What changed for me: capture in the layer I’m already in
The fix I built doesn’t ask me to leave anything. There’s a small floating note window that sits on top of my screen — over the call, over the doc, over whatever I’m in. I type or paste a line, hit return, and the window stays out of my way until I need it again.
It’s not fancy. It’s not AI. It’s a single field with a single shortcut. The point isn’t what it does. The point is where it lives: on top, not in a tab.
When the call ends, I hit one more shortcut and the whole stream goes straight into my NoteDex deck as new index cards. Each line is its own card. Each card is searchable, sortable, linkable. I don’t have to “process” anything. The capture already happened in the layer I was thinking in.
The share is the second win
About a third of the lines I capture in a meeting aren’t for me. They’re a question I want to ask someone else, a link I want to send, a quote I want to forward. Before, that meant switching apps again — copy from notes, open Slack, paste, lose the thread.
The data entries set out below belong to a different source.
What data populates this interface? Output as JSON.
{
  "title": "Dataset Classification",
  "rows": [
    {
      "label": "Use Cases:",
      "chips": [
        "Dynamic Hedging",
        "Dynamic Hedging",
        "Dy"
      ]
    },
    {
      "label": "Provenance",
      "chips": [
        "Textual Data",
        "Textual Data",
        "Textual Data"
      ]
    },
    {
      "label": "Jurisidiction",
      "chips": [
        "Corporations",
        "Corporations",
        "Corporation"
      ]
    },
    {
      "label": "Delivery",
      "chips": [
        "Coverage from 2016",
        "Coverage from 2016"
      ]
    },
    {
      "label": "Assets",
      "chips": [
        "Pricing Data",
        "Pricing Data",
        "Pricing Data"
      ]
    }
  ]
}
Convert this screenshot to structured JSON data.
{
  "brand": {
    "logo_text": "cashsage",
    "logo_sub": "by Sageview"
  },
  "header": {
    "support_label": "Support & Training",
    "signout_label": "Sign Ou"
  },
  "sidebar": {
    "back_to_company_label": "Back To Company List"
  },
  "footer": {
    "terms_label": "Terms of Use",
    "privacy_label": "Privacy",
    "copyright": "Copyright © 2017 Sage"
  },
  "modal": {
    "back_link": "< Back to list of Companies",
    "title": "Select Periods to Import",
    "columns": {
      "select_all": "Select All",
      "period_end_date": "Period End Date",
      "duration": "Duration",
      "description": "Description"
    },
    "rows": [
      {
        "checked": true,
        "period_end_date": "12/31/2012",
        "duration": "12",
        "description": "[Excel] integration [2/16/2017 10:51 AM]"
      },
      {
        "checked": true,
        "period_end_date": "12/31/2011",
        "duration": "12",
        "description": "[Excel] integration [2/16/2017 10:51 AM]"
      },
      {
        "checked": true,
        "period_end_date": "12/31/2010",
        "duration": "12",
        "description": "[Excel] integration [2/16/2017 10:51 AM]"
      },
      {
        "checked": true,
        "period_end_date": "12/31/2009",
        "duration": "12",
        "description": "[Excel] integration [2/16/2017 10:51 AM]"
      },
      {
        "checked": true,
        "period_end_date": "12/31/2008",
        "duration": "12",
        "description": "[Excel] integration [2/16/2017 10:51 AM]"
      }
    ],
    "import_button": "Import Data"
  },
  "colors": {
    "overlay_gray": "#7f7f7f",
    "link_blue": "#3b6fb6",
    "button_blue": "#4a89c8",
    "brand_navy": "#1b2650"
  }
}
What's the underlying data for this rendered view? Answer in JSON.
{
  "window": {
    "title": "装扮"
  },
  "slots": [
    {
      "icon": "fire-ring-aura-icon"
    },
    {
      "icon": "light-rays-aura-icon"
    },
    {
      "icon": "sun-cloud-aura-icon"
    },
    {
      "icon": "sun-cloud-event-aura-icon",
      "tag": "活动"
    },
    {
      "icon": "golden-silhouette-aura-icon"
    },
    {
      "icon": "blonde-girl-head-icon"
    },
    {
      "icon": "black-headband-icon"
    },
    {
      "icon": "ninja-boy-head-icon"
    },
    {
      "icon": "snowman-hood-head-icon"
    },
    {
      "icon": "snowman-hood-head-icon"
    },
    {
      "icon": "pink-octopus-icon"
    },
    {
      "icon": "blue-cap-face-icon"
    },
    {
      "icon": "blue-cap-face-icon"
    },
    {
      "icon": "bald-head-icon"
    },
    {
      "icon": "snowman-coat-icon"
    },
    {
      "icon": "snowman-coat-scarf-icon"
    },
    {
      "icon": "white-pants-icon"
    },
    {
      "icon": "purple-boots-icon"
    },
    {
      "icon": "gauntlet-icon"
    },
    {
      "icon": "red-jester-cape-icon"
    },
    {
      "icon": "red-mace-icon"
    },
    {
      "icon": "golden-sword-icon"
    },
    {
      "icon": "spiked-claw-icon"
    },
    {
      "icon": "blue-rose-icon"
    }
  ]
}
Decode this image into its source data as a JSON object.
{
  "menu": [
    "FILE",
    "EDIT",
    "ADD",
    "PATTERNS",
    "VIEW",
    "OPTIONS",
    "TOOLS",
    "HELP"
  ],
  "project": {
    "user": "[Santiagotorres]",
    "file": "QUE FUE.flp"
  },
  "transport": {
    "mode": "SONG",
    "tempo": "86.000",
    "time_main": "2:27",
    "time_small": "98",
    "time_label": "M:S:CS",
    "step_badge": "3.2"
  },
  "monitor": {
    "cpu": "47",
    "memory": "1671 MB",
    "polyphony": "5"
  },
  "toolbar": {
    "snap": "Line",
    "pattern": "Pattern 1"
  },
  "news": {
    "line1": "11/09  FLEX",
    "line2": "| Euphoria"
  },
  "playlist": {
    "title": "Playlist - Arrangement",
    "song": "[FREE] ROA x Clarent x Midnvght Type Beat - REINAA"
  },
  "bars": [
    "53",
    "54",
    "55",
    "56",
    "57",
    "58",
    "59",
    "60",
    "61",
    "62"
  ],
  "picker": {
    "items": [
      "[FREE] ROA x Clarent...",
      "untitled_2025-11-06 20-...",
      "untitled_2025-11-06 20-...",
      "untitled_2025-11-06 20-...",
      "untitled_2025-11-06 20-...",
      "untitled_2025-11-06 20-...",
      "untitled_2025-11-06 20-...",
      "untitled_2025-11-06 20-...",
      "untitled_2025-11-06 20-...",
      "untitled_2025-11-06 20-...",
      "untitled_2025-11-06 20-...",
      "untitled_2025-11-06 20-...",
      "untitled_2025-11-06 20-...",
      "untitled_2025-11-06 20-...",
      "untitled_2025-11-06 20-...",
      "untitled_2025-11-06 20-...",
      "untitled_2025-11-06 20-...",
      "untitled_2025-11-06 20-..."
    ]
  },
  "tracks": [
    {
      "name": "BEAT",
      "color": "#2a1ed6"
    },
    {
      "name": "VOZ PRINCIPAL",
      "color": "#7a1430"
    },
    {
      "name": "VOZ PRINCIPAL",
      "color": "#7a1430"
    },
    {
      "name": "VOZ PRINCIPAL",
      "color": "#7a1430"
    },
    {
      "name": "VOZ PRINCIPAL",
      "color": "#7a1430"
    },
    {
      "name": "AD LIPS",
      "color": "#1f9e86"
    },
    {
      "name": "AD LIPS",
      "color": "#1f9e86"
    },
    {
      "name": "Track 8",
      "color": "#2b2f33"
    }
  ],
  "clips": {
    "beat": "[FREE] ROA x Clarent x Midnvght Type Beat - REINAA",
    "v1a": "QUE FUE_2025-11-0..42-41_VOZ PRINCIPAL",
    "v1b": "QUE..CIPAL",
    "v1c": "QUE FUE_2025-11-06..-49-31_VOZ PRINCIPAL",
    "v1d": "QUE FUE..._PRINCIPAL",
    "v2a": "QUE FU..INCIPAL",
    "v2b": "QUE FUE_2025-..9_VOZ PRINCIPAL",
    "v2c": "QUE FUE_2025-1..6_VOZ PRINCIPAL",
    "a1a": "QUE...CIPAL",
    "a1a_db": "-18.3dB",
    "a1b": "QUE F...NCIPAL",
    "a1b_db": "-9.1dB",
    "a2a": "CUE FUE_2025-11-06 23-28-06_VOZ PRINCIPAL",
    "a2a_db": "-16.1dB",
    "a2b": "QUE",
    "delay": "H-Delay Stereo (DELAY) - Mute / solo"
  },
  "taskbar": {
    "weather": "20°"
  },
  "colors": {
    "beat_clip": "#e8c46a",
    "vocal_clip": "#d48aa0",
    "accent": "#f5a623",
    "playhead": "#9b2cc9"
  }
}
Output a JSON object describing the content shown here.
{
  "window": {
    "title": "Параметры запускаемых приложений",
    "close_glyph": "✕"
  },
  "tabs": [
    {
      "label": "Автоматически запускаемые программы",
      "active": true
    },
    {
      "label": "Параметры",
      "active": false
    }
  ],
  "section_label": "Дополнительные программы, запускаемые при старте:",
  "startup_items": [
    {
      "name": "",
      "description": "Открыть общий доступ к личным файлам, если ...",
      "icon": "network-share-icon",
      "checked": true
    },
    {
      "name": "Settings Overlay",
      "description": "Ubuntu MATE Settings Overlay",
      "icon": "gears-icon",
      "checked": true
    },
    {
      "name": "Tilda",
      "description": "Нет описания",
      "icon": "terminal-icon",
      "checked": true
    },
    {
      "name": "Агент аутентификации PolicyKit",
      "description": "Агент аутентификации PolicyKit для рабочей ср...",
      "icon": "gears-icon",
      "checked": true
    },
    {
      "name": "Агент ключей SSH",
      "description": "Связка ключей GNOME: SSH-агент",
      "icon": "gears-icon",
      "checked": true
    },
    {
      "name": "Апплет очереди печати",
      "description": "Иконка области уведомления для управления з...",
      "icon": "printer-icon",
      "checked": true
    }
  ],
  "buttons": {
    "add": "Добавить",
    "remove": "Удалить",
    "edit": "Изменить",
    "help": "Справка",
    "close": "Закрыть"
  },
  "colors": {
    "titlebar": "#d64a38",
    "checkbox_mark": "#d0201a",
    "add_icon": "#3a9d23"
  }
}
Now I highlight the card in the floating window and hit share. It goes to the person, with the original context attached. No “see below” emails. No screenshots of screenshots.
Capture speed beats capture format
I used to think the value of a note was how well it was filed. Now I think the value of a note is whether you took it at all.
A messy card with three words and a timestamp, captured in the moment, is worth more than a beautifully-formatted bullet point you reconstructed from memory twenty minutes later. Memory is for thinking, not for storing.
The principle underneath the tool
The right tool for a moment is the one that interrupts the moment least. The wrong tool is the one that makes you choose between being present and being thorough.
I don’t care what the floating window is called or what company makes it. I care that the next time someone says the thing I need to remember, I’m still looking at them when I write it down.
If you’re losing more than you’re writing down
Count your switches in a single meeting. If the number is more than two, you’re not taking notes — you’re transcribing, and you’re losing the meeting to do it.
Move the capture into the layer you’re already in. Keep it small, keep it close, and let the formatting happen later — or not at all. The point is to be in the conversation. The note is a side effect.